On the Deputy's first question on the individual health identifier and electronic health record project, there is no doubt, and the Sláintecare report calls this out, that the areas that are behind are in terms of e-health. As we have been working through various deployments of both the vaccination and testing and tracing programmes, we have been trying to capture information that will contribute significant data to those projects. They are the ones we are behind on in terms of progress and on which we want to put a particular focus.

Particularly in terms of e-health, we will need to recruit expertise. We do not have sufficient expertise in the HSE in particular. The PwC cyber report that we published did point out some deficiencies in some of our skills, which will be part of our recruitment process to strengthen ourselves in that sector.

Finally, I will make a comment on the change management. The Deputy is correct; I am not from a health background. I have been here for two and a half years. We will need to bring in some external expertise. As I said earlier, this is one of the biggest change management processes in a public service body probably in the history of the State and we need to bring expertise in with us. I have also met the team from the Centre for Health Policy and Management at Trinity College Dublin in my early stages.

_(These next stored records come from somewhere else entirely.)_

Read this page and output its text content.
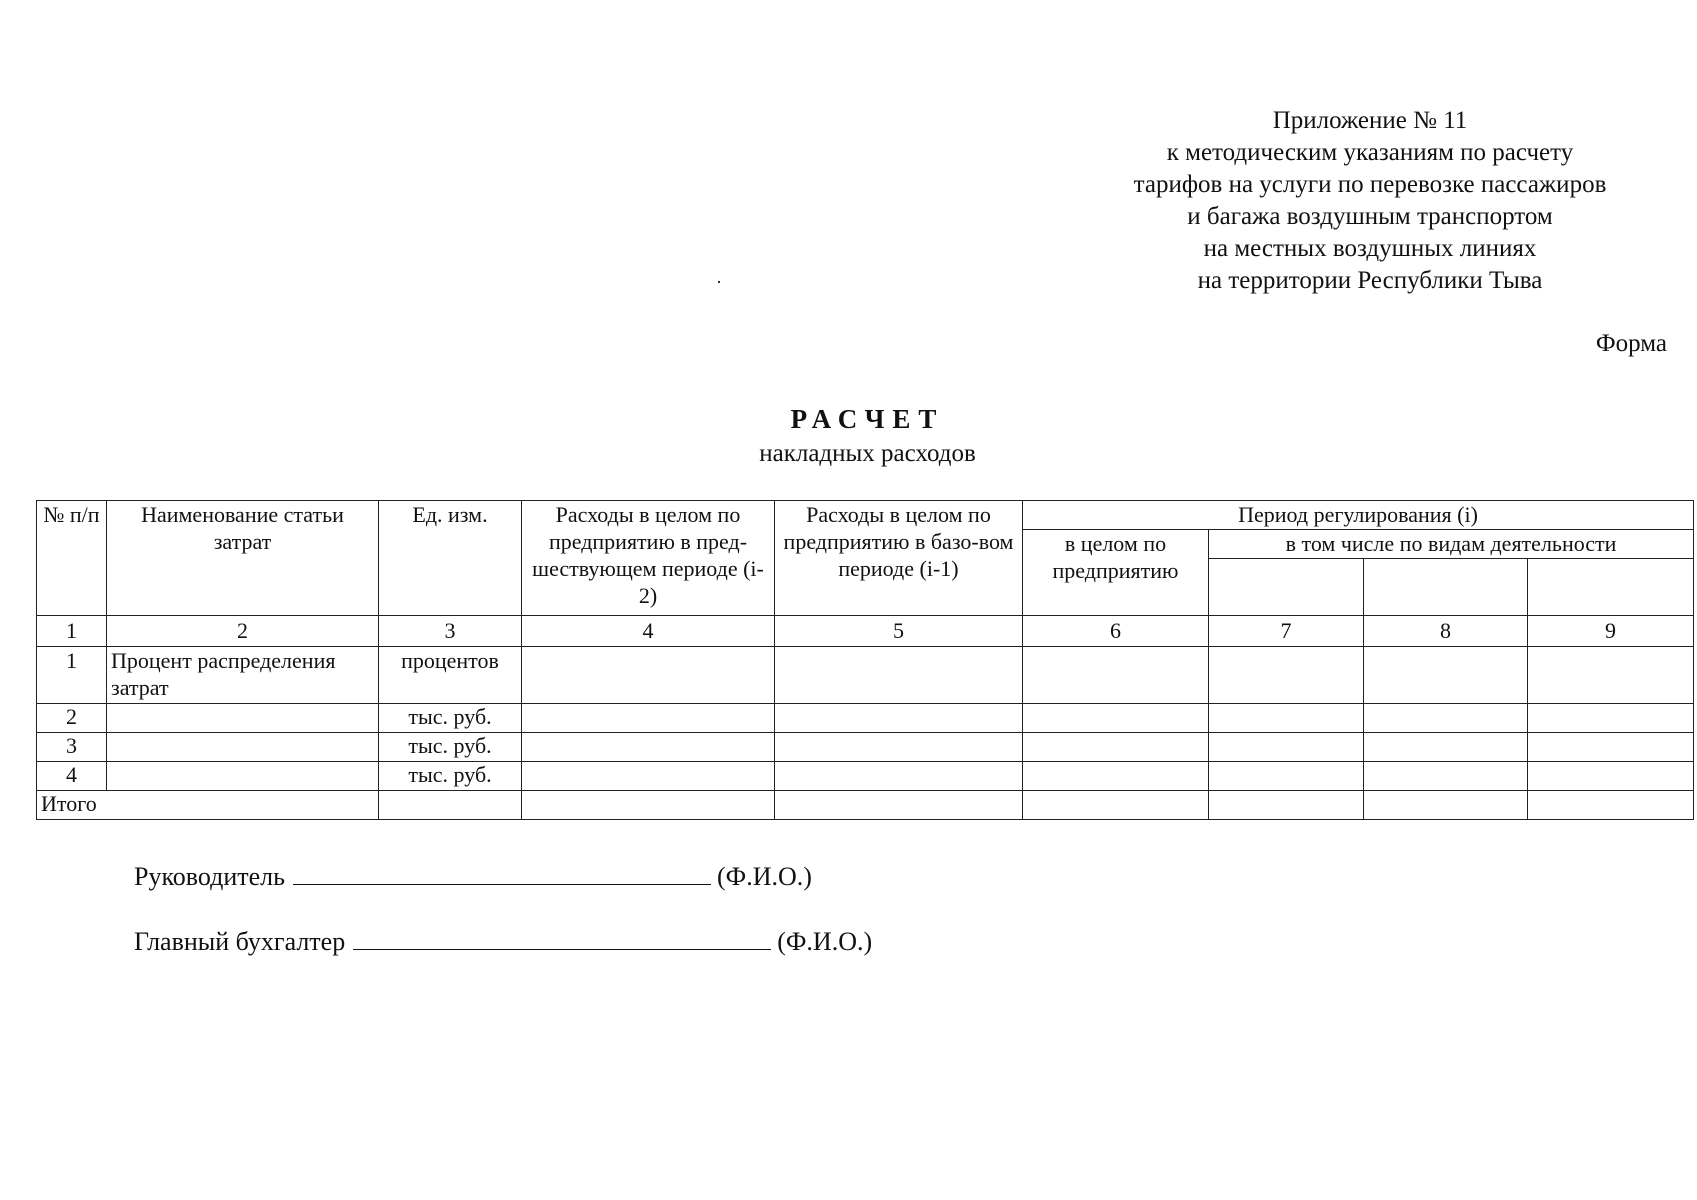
Приложение № 11
к методическим указаниям по расчету
тарифов на услуги по перевозке пассажиров
и багажа воздушным транспортом
на местных воздушных линиях
на территории Республики Тыва
Форма
РАСЧЕТ
накладных расходов
№ п/п	Наименование статьи затрат	Ед. изм.	Расходы в целом по предприятию в пред-шествующем периоде (i-2)	Расходы в целом по предприятию в базо-вом периоде (i-1)	Период регулирования (i)			
					в целом по предприятию	в том числе по видам деятельности		

1	2	3	4	5	6	7	8	9
1	Процент распределения затрат	процентов						
2		тыс. руб.						
3		тыс. руб.						
4		тыс. руб.						
Итого								
Руководитель	(Ф.И.О.)
Главный бухгалтер	(Ф.И.О.)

On the workforce plan, has the HSE only got one for the current year?

Mr. Robert Watt

I am sorry; I meant to come in on that. We have two aspects. Mr. Reid is correct; one is that as we publish the national service plan we then have a pay and numbers strategy for 2022 and then, separate to all that, we are working with our board on a strategic workforce plan that sets out a multiannual plan to address it. We will be working with the Department on that as well.

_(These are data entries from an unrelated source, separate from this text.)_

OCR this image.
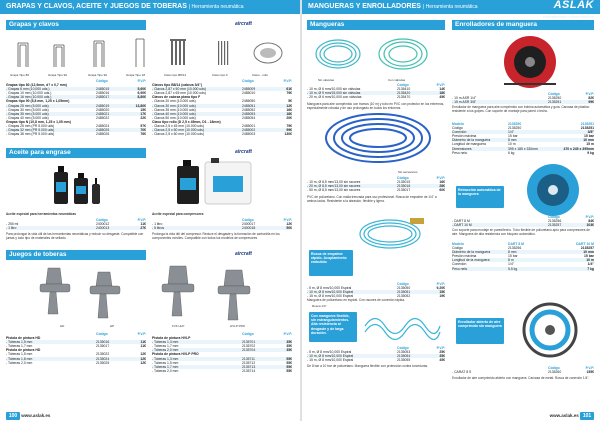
GRAPAS Y CLAVOS, ACEITE Y JUEGOS DE TOBERAS | Herramienta neumática	MANGUERAS Y ENROLLADORES | Herramienta neumática	ASLAK
COMPRESORES Y HERRAMIENTAS
Grapas y clavos	aircraft
Grapa Tipo 80	Grapa Tipo 90	Grapa Tipo 90	Grapa Tipo 18	Clavo tipo B8/14	Clavo tipo F	Clavo - rollo
Código	P.V.P.
Grapas tipo 80 (12,9mm, d? x 0,7 mm)
- Grapas 6 mm (10.000 uds.)	2485015	5,60€
- Grapas 10 mm (10.000 uds.)	2485016	6,90€
- Grapas 16 mm (10.000 uds.)	2485017	8,80€
Grapas tipo 90 (5,8 mm, 1,25 x 1,05mm)
- Grapas 25 mm (5.000 uds)	2485019	13,80€
- Grapas 30 mm (5.000 uds)	2485020	15€
- Grapas 35 mm (5.000 uds)	2485021	17€
- Grapas 40 mm (5.000 uds)	2485022	22€
Grapas tipo N (10,8 mm, 1,25 x 1,05 mm)
- Grapas 25 mm (PR 5.000 uds)	2485024	57€
- Grapas 32 mm (PR 5.000 uds)	2485025	70€
- Grapas 38 mm (PR 5.000 uds)	2485026	76€
Código	P.V.P.
Clavos tipo B8/14 (cabeza 3/4")
- Clavos 2,87 x 50 mm (10.000 uds)	2485009	61€
- Clavos 2,87 x 65 mm (10.000 uds)	2485010	79€
Clavos de cabeza plana tipo F
- Clavos 20 mm (10.000 uds)	2485050	5€
- Clavos 30 mm (10.000 uds)	2485051	12€
- Clavos 35 mm (10.000 uds)	2485052	16€
- Clavos 40 mm (10.000 uds)	2485053	18€
- Clavos 50 mm (10.000 uds)	2485054	20€
Clavo tipo rollo (D 2,5 x 45mm, D1 - 18mm)
- Clavos 2,5 x 45 mm (10.000 uds)	2485001	79€
- Clavos 2,5 x 50 mm (10.000 uds)	2485002	99€
- Clavos 2,5 x 60 mm (10.000 uds)	2485003	130€
Aceite para engrase	aircraft
Aceite especial para herramientas neumáticas
Código	P.V.P.
- 250 ml	2400012	11€
- 1 litro	2400013	27€
Para prolongar la vida útil de las herramientas neumáticas y reducir su desgaste. Compatible con juntas y todo tipo de materiales de sellado.
Aceite especial para compresores
Código	P.V.P.
- 1 litro	2400017	12€
- 5 litros	2400018	50€
Prolonga la vida útil del compresor. Reduce el desgaste y la formación de carbonilla en los componentes móviles. Compatible con todos los modelos de compresores.
Juegos de toberas	aircraft
HD	HP	FVF HLP	HVLP PRO
Código	P.V.P.
Pistola de pintura HD
- Toberas 1,5 mm	2135016	11€
- Toberas 1,7 mm	2135017	11€
Pistola de pintura HD
- Toberas 1,5 mm	2135022	12€
- Toberas 1,8 mm	2135024	12€
- Toberas 2,0 mm	2135025	12€
Código	P.V.P.
Pistola de pintura HVLP
- Toberas 1,3 mm	2135701	35€
- Toberas 1,7 mm	2135702	35€
- Toberas 2,0 mm	2135704	35€
Pistola de pintura HVLP PRO
- Toberas 1,3 mm	2135711	55€
- Toberas 1,5 mm	2135712	55€
- Toberas 1,7 mm	2135713	55€
- Toberas 2,0 mm	2135714	55€
100 www.aslak.es
Mangueras
Sin válvulas	Con válvulas
Código	P.V.P.
- 10 m, Ø 6 mm/10,000 sin válvulas	2135410	14€
- 10 m, Ø 9 mm/15,000 sin válvulas	2135420	18€
- 20 m, Ø 6 mm/10,000 con válvulas	2135470	45€
Manguera para aire comprimido con tramos (10 m) y tubo en PVC con protector en los extremos, especialmente robusta y de uso prolongado en todos los entornos.
Sin accesorios
Código	P.V.P.
- 10 m, Ø 8,5 mm/13,00 sin racores	2135015	16€
- 20 m, Ø 8,5 mm/13,00 sin racores	2135016	28€
- 50 m, Ø 8,5 mm/13,00 sin racores	2135017	60€
PVC de poliuretano. Con malla trenzada para uso profesional. Rosca de empalme de 1/4" a ambos lados. Resistente a la abrasión, flexible y ligera.
Rosca de empalme rápido. Acoplamiento embutido
Código	P.V.P.
- 5 m, Ø 8 mm/10,000 Espiral	2135050	9,20€
- 10 m, Ø 8 mm/10,000 Espiral	2135051	15€
- 15 m, Ø 8 mm/10,000 Espiral	2135052	19€
Manguera de poliuretano en espiral. Con racores de conexión rápida.
Rosca 1/4"
Con manguera flexible, sin estrangulamientos. Alta resistencia al desgaste y de larga duración.
Código	P.V.P.
- 5 m, Ø 8 mm/10,000 Espiral	2135053	25€
- 10 m, Ø 8 mm/10,000 Espiral	2135054	35€
- 15 m, Ø 8 mm/10,000 Espiral	2135055	45€
De 8 bar a 10 bar de poliuretano. Manguera flexible con protección contra torceduras.
Enrolladores de manguera
Código	P.V.P.
- 10 m ASR 1/4"	2135250	82€
- 15 m ASR 3/8"	2135251	99€
Enrollador de manguera para aire comprimido con bobina automática y guía. Carcasa de plástico resistente a los golpes. Con soporte de montaje para pared o techo.
Modelo	2135250	2135251
Código	2135250	2135251
Conexión	1/4"	3/8"
Presión máxima	15 bar	15 bar
Diámetro de la manguera	8 mm	10 mm
Longitud de manguera	10 m	15 m
Dimensiones	395 x 185 x 330mm	470 x 245 x 395mm
Peso neto	6 kg	9 kg
Retracción automática de la manguera
Código	P.V.P.
- DART 8 M	2135256	84€
- DART 10 M	2135257	103€
Con soporte para montaje en pared/techo. Tubo flexible de poliuretano apto para compresores de aire. Manguera de alta resistencia con bloqueo automático.
Modelo	DART 8 M	DART 10 M
Código	2135256	2135257
Diámetro de la manguera	8 mm	10 mm
Presión máxima	15 bar	15 bar
Longitud de la manguera	8 m	10 m
Conexión	1/4"	1/4"
Peso neto	5,5 kg	7 kg
Enrollador abierto de aire comprimido sin manguera
Código	P.V.P.
- CARAT 8 S	2135260	155€
Enrollador de aire comprimido abierto con manguera. Carcasa de metal. Rosca de conexión 1/4".
www.aslak.es 101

How many years is Mr. Watt talking about?

Mr. Robert Watt

It is a multi-year plan. It literally sees us through the duration of a corporate plan, which sets us out to 2024.

I thank the participants very much. This morning was very informative. I hope we can do this on a regular basis to try to keep abreast of the implementation of Sláintecare.

The committee will meet again in public session next Wednesday, 23 February 2022 at 9.30 a.m. I once again thank all our guests this morning.

The joint committee adjourned at 1.05 p.m. until 9.30 a.m. on Wednesday, 23 February 2022.